Comparative sequence analysis of PRSV isolates from different countries at amino acid level revealed that there was low substantial correlation of CP sequence diversity with geographical origin of isolates [11]. The isolates from India and Bangladesh shared 89% to 100% sequence identity, while other Asian isolates and the isolates from Australia and Americas (BZ, MX and US) were more closely related to each other (93% to 97% identity). Amongst Indian isolates, maximum variation at amino acid levels was shown by CG, DL, DI-W, JK, KA2, UP-LK and WB isolated (up to 11%) followed by AP, HP, KA1 and KA3 isolates (upto 7%). On the other hand, PUM, PU-S and UP-V isolates showed least variation (up to 3%) cluster dendogran based on nucleotide and deduced amino acid sequences also revealed that clustering of the PRSV isolates did not correlate with their geographical origin [11]. PRSV isolates were grouped into major clusters. The Asian isolates other than the Indian and Bangladesh isolates (CH, JAP, PHP, TW, TH and VN) formed one cluster. The remaining isolate formed second cluster, which were further differentiated into three sub-clusters. Those from central (CG), eastern (JK, WB) and northern (DL, UP, -LK) India and BD isolate from Bangladesh formed one cluster, while the isolates from northern (UP-V) and western (PU-M, PU-S) India, Australia (AUS), Americas (BZ, MX, US) formed second cluster and the third was a cluster of isolates from southern India (HP, DL-W). The Indian isolates grouped into two separate groups without any geographical correlation thus appear to be a single mixed population. Similarly, the isolates from America (USA and Brazil) clustered in one group. While, the Asian isolates (Vietnam, China, Australia, and Japan) clustered into separate group, the isolates from Pakistan did not aligned to any of the group.

The CP sequences of 25 PRSV isolates originating from different countries were compared. The conserved regions in the CP of Potyvirus such as WCIEN and UMKAAA were present in all the isolates. A stretch of KE (lysine and glutamic acid) repeats (KE region) was also observed in the amino terminal region for all the PRSV sequence analyzed. Further, the DAG triplet, attributed to the aphid transmissibility of the virus, was also conserved in the CP of 11 of the 14 Indian isolates [19].

Considerable heterogeneity in the CP length was observed and the CP-coding region in the Indian isolates varied from 840- 867 nucleotides, encoding proteins of 280 (Karnataka isolate) to 289 (Indore) amino acids. Size differences presented from the differences in the number of KE repeats in the amino terminal region. Like other Potyviruses [8], the amino terminal region was extremely variable in the first 50 amino acids and the most amino acids substations were identical in this region.

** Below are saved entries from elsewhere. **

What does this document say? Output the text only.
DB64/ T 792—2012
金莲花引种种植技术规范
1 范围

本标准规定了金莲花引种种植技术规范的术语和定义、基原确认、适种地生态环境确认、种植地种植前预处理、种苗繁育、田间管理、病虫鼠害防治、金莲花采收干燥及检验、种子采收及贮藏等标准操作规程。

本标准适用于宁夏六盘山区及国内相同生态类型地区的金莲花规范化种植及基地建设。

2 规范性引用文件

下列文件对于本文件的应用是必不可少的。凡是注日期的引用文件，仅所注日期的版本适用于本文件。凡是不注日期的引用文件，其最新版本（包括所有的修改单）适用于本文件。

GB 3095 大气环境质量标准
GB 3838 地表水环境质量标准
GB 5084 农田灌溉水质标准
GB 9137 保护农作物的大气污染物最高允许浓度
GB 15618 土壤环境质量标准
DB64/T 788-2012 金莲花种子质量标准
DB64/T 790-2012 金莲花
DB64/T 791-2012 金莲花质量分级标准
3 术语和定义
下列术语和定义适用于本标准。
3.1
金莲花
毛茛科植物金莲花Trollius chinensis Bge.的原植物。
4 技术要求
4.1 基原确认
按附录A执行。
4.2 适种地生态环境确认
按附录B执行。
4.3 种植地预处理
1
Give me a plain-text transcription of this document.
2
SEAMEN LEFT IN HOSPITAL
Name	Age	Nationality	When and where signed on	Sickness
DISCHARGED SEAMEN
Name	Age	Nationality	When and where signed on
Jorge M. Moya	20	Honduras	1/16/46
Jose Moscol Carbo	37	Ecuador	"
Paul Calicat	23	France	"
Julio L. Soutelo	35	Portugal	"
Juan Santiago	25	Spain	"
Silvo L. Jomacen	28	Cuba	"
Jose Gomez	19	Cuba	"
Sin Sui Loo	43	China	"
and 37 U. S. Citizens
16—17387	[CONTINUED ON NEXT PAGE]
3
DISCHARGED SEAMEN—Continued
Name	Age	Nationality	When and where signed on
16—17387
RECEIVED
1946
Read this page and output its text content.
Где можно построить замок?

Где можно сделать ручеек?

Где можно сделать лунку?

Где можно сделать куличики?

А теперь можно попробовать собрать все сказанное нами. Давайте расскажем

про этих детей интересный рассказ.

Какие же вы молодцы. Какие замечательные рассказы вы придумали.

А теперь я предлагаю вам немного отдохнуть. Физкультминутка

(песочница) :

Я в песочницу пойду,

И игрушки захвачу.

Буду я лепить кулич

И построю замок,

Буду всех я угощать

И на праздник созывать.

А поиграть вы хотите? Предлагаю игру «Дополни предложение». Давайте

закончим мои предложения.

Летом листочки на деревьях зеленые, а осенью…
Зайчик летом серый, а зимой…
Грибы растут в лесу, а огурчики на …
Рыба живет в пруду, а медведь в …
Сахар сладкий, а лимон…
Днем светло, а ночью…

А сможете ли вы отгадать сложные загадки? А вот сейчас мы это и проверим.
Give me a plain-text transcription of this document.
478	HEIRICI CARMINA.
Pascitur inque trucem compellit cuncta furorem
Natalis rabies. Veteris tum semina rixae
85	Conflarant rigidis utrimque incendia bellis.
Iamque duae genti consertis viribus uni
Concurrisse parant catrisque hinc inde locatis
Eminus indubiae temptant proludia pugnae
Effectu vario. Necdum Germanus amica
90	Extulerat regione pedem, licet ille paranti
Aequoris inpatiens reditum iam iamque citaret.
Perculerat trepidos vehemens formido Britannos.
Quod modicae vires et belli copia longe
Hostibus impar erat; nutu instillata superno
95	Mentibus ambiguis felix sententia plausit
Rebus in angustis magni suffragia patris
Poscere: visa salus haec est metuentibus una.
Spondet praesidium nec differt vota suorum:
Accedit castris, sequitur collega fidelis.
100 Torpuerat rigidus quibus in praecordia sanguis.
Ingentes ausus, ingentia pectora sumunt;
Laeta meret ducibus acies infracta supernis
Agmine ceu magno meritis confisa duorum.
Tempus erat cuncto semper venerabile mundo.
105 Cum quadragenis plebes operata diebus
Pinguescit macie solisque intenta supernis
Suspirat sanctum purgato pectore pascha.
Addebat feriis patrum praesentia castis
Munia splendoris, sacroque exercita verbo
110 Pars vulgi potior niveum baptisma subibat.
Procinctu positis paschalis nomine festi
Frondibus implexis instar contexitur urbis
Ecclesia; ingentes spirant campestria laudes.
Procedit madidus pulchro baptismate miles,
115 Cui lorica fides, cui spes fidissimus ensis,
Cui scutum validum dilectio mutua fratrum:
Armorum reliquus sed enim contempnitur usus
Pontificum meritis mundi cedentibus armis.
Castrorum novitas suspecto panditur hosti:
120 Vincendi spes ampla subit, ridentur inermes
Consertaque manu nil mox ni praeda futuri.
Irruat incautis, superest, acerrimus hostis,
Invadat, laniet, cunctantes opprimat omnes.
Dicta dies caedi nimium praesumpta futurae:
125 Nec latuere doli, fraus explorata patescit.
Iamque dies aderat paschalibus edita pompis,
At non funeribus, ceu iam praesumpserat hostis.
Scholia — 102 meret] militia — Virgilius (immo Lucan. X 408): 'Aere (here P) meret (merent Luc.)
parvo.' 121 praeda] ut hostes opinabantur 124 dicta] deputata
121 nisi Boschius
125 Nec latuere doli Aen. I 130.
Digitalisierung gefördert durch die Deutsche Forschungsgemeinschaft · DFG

As sown earlier [8,19,20], present study clearly revealed substantial sequence variation (upto 28.8%) within PRSV population worldwide. The most divergent isolates are the Asian isolates (upto 28.8%). Amongst the Asian isolates, the Indian isolates are as different from themselves (14.5%) as they are from, other Asian (12.5% to 28.8%), Australian (15.6%) and Americas (12.5% to 14.8%). The present study in accordance with earlier reports [8,11,19,20], clearly showed that the Asian isolates have higher divergence, which is further increased in Indian isolates. Thus, the Asia in general and India in particular can be regarded as area of origin of PRSV [8,11,19,20], due to presence of sub-population. The higher divergence exhibited by the Indian isolates could be attributed to wide range of cropping systems.

This study will have significant role in devising PRSV management strategy in the country through the CP gene derived transgenic resistance or mild strained cross protection. Since, selection of trans gene is crucial for development of virus resistance transgenic papaya in the country.